Le vendredi 25 avril 2008, 13:41 par andrem
Bonjour Akynou.
Les vies ne permettent pas souvent de converser tranquillement. Ta présentation du barbier de Séville me fut un vrai régal. Il fait partie de ces opéras dont je suis incapable de me lasser.
On peut longtemps parler du génie de Rossini, ou de sa facilité car j’en ai entendu, depuis mon plus jeune âge, de ces esprits supérieurs qui trouvaient Rossini petit sous prétexte de facile. Je le prends pour un des plus grands compositeurs de nos musiques, tous temps et tous genres confondus, et tant pis si dame Koz me foudroie.
Mais la question n’est pas seulement musicale. Derrière l’ornement, la sensualité (on dit que ces dames rougissaient, à l’époque, rien qu’en entendant un crescendo rossinien, une roucoulade ou une acrobatie, en une sorte de kamasoutra sonore), la joie de chanter, car Rossini est joie, il y a des rudesses pudiques qui se cachent. A commencer bien entendu par le texte dont tu as bien fait ressortir la force, qui appartient à Beaumarchais mais que Rossini n’a pas trahie, bien au contraire.

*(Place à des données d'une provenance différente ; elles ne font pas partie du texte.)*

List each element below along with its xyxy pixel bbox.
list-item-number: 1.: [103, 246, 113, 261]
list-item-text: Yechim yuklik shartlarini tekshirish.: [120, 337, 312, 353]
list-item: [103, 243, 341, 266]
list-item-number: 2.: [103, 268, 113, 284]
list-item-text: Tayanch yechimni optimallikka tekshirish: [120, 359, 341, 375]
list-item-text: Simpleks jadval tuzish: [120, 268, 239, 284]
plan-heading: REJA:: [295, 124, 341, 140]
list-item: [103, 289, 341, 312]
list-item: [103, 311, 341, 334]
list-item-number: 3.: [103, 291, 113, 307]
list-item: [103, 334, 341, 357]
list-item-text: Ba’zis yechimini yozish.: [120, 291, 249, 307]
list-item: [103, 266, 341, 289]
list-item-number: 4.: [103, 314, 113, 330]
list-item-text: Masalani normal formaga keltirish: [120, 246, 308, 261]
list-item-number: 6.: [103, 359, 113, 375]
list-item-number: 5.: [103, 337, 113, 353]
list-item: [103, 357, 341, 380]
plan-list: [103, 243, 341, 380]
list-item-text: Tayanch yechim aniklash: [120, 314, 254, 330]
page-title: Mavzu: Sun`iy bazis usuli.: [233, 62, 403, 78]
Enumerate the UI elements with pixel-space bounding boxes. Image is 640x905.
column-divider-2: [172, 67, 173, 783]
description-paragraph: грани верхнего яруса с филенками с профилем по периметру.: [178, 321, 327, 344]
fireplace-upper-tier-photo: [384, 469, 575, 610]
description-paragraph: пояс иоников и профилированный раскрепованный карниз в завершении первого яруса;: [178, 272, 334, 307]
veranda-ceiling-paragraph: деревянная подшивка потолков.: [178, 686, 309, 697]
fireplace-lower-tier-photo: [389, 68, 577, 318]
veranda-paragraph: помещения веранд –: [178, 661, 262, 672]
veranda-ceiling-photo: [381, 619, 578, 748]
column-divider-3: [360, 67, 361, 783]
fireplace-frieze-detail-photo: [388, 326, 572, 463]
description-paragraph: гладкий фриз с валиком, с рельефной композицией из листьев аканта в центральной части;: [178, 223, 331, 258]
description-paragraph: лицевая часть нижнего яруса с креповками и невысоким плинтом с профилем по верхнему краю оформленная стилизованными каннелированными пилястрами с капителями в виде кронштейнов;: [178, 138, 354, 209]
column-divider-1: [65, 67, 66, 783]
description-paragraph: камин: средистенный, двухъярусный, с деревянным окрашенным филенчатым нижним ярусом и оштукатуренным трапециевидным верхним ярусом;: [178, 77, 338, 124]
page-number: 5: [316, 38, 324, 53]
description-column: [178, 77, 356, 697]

L’interprétation de Coline-Serreau est un peu forte, et peut-être un peu anachronique, au sens où nous parlions d’anachronisme avec Alix, pour certains tableaux. Ce n’est donc pas un reproche mais une vision nouvelle et intéressante. J’avais toujours eu pour Almaviva (aussi bien dans la pièce que dans l’Opéra) une sorte de méfiance, certes nourrie par la suite de l’histoire, le mariage de Figaro, où le jeune blanc-bec révèle sa classe sociale.
Je ne le crois pas con, tu es sévère, mais frais émoulu de ces certitudes dans lesquelles il a baigné ; il y a aussi cette affaire de paternité, avec Bartholo, que je redécouvre ici, et qui peut en effet constituer un nouveau champ d’exploration des personnages, très nouveau pour moi, notamment pour Bartholo qui a toujours été un peu mis à l’écart dans ma perception de cette pièce.
Même approche nouvelle avec Don Basile, dont je ressentais bien l’expérience de la calomnie, mais non en tant que victime mais en tant que pratiquant émérite. L’idée d’un vécu secret ne m’était jamais venue.
Merci Akynou d’avoir ainsi réveillé des souvenirs, pas si enfouis car tant l’Opéra que la pièce me sont très familiers, j’ai dû les voir chacun cinq ou six fois. Tu les éclaires, avec l’aide de Madame Serreau, d’une lumière étonnante et foisonnante. Et tu m’obliges à réfléchir, ce qui me fatigue rien que d’y penser, alors que c’est l’heure de la sieste.
Amitié, à toi et aux tiens.
Et si nous écoutions tout simplement la musique, non?